Tuesday, February 17, 2015

One of the reasons I initially started the Life is Sweet series in 2013, was to give me something to be excited for in February. It's such a bleak time of year, and the project gave me something positive to look forward to. Thank you to Jess for being a part of this year's series and sharing her thoughts on how she manages to get through our tough winter months.

In the midst of a typical emotionally- and mentally-challenging January, I felt stuck for what to write in response to Ashley’s open call for friends interested in participating in her annual Life Is Sweet project. January tends to be a tough month for me, although nothing especially bad had happened last month (besides a long-running cold and an injury, which both interfered with my running!). Yet, I was feeling pretty down from a combination of stress, SAD, and what I perceived as a series of negative circumstances. So what to say?
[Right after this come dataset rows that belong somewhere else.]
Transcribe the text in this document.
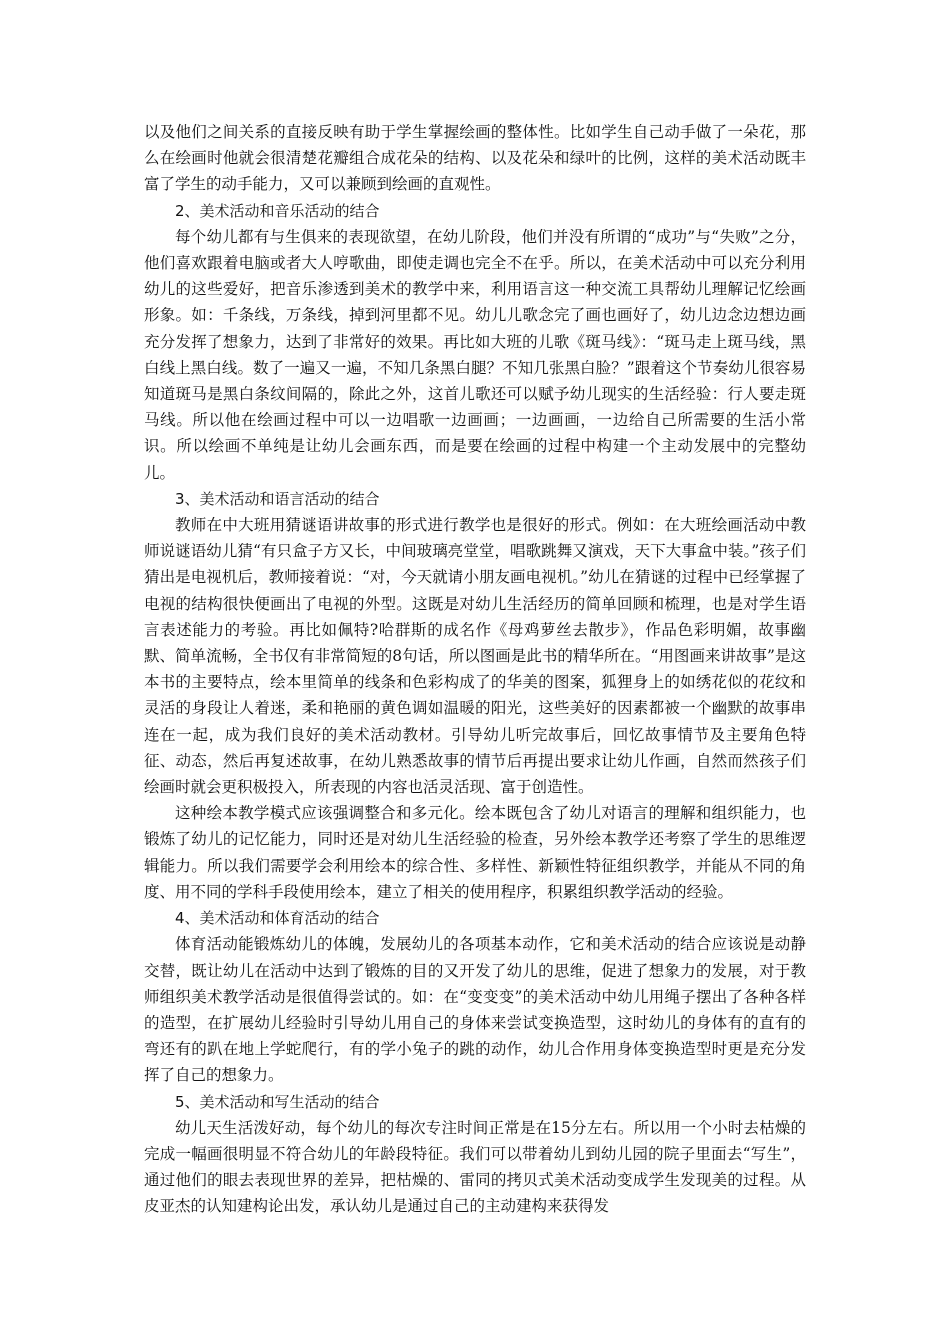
以及他们之间关系的直接反映有助于学生掌握绘画的整体性。比如学生自己动手做了一朵花，那么在绘画时他就会很清楚花瓣组合成花朵的结构、以及花朵和绿叶的比例，这样的美术活动既丰富了学生的动手能力，又可以兼顾到绘画的直观性。

2、美术活动和音乐活动的结合

每个幼儿都有与生俱来的表现欲望，在幼儿阶段，他们并没有所谓的“成功”与“失败”之分，他们喜欢跟着电脑或者大人哼歌曲，即使走调也完全不在乎。所以，在美术活动中可以充分利用幼儿的这些爱好，把音乐渗透到美术的教学中来，利用语言这一种交流工具帮幼儿理解记忆绘画形象。如：千条线，万条线，掉到河里都不见。幼儿儿歌念完了画也画好了，幼儿边念边想边画充分发挥了想象力，达到了非常好的效果。再比如大班的儿歌《斑马线》：“斑马走上斑马线，黑白线上黑白线。数了一遍又一遍，不知几条黑白腿？不知几张黑白脸？”跟着这个节奏幼儿很容易知道斑马是黑白条纹间隔的，除此之外，这首儿歌还可以赋予幼儿现实的生活经验：行人要走斑马线。所以他在绘画过程中可以一边唱歌一边画画；一边画画，一边给自己所需要的生活小常识。所以绘画不单纯是让幼儿会画东西，而是要在绘画的过程中构建一个主动发展中的完整幼儿。

3、美术活动和语言活动的结合

教师在中大班用猜谜语讲故事的形式进行教学也是很好的形式。例如：在大班绘画活动中教师说谜语幼儿猜“有只盒子方又长，中间玻璃亮堂堂，唱歌跳舞又演戏，天下大事盒中装。”孩子们猜出是电视机后，教师接着说：“对，今天就请小朋友画电视机。”幼儿在猜谜的过程中已经掌握了电视的结构很快便画出了电视的外型。这既是对幼儿生活经历的简单回顾和梳理，也是对学生语言表述能力的考验。再比如佩特?哈群斯的成名作《母鸡萝丝去散步》，作品色彩明媚，故事幽默、简单流畅，全书仅有非常简短的8句话，所以图画是此书的精华所在。“用图画来讲故事”是这本书的主要特点，绘本里简单的线条和色彩构成了的华美的图案，狐狸身上的如绣花似的花纹和灵活的身段让人着迷，柔和艳丽的黄色调如温暖的阳光，这些美好的因素都被一个幽默的故事串连在一起，成为我们良好的美术活动教材。引导幼儿听完故事后，回忆故事情节及主要角色特征、动态，然后再复述故事，在幼儿熟悉故事的情节后再提出要求让幼儿作画，自然而然孩子们绘画时就会更积极投入，所表现的内容也活灵活现、富于创造性。

这种绘本教学模式应该强调整合和多元化。绘本既包含了幼儿对语言的理解和组织能力，也锻炼了幼儿的记忆能力，同时还是对幼儿生活经验的检查，另外绘本教学还考察了学生的思维逻辑能力。所以我们需要学会利用绘本的综合性、多样性、新颖性特征组织教学，并能从不同的角度、用不同的学科手段使用绘本，建立了相关的使用程序，积累组织教学活动的经验。

4、美术活动和体育活动的结合

体育活动能锻炼幼儿的体魄，发展幼儿的各项基本动作，它和美术活动的结合应该说是动静交替，既让幼儿在活动中达到了锻炼的目的又开发了幼儿的思维，促进了想象力的发展，对于教师组织美术教学活动是很值得尝试的。如：在“变变变”的美术活动中幼儿用绳子摆出了各种各样的造型，在扩展幼儿经验时引导幼儿用自己的身体来尝试变换造型，这时幼儿的身体有的直有的弯还有的趴在地上学蛇爬行，有的学小兔子的跳的动作，幼儿合作用身体变换造型时更是充分发挥了自己的想象力。

5、美术活动和写生活动的结合

幼儿天生活泼好动，每个幼儿的每次专注时间正常是在15分左右。所以用一个小时去枯燥的完成一幅画很明显不符合幼儿的年龄段特征。我们可以带着幼儿到幼儿园的院子里面去“写生”，通过他们的眼去表现世界的差异，把枯燥的、雷同的拷贝式美术活动变成学生发现美的过程。从皮亚杰的认知建构论出发，承认幼儿是通过自己的主动建构来获得发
Running is my usual head-clearing, heart-filling activity – I’ve seldom been able to clear my head and stop the nagging thoughts in my head in any other physical activity, like yoga, in the same way I can with running. However, I feel somewhat helpless to dig myself out when I can’t run due to injury, sickness, or long work hours. And after the relatively lackluster month of running I’d been having, it didn’t feel like the main thing I wanted to contribute here.
Perhaps coincidentally, given the name of this project, what’s always been able to give me a boost is baking. I had free reign of the oven by age 8. My parents have long said that if they came home from work and smelled something delicious, they knew I’d be in a good mood. But I didn’t always begin baking in a good mood. I struggled with anxiety and depressive symptoms from a young age (my parents even gave me a pre-teen self-help book called “Fighting Invisible Tigers.”). Although I didn’t think of it this way until years later, I had discovered baking as a way for me to change some incredibly negative emotions into something positive in a short period of time (albeit with consequences for my physical state!).
I can think of few activities that are as transformative for me as baking. You combine some basic ingredients that aren’t really that remarkable individually, and within about 30-60 minutes, you’ve produced something that smells and tastes good. Plus, you can share with others to bring them some small bit of joy as well. How awesome is that?
But the process itself, I think, is what’s most invaluable to me. I truly have to focus; if I miss a step, it may turn out inedible. I can’t really use my phone, or do any other concurrent activities besides listening to music (an integral part of my baking process, to the point that I used to include “listening notes” on my baking-focused Tumblr). I can’t be anxious while baking, or if I am, the process forces me to slow down, take one thing at a time, and get a handle on what I’m doing. It’s an idiosyncratic form of therapy, but it’s one that consistently calms me down.

For me, baking is similar to running insofar as I have to disconnect from others for awhile, but it feels slightly less selfish because the end result is something I can share. If I’m honest with myself, though, a great deal of my baking is utterly self-serving, because I just want to create. I need the focus that baking affords me. Making something from nothing gives me a total sense of control, at times when I may feel like I lack any control over my life.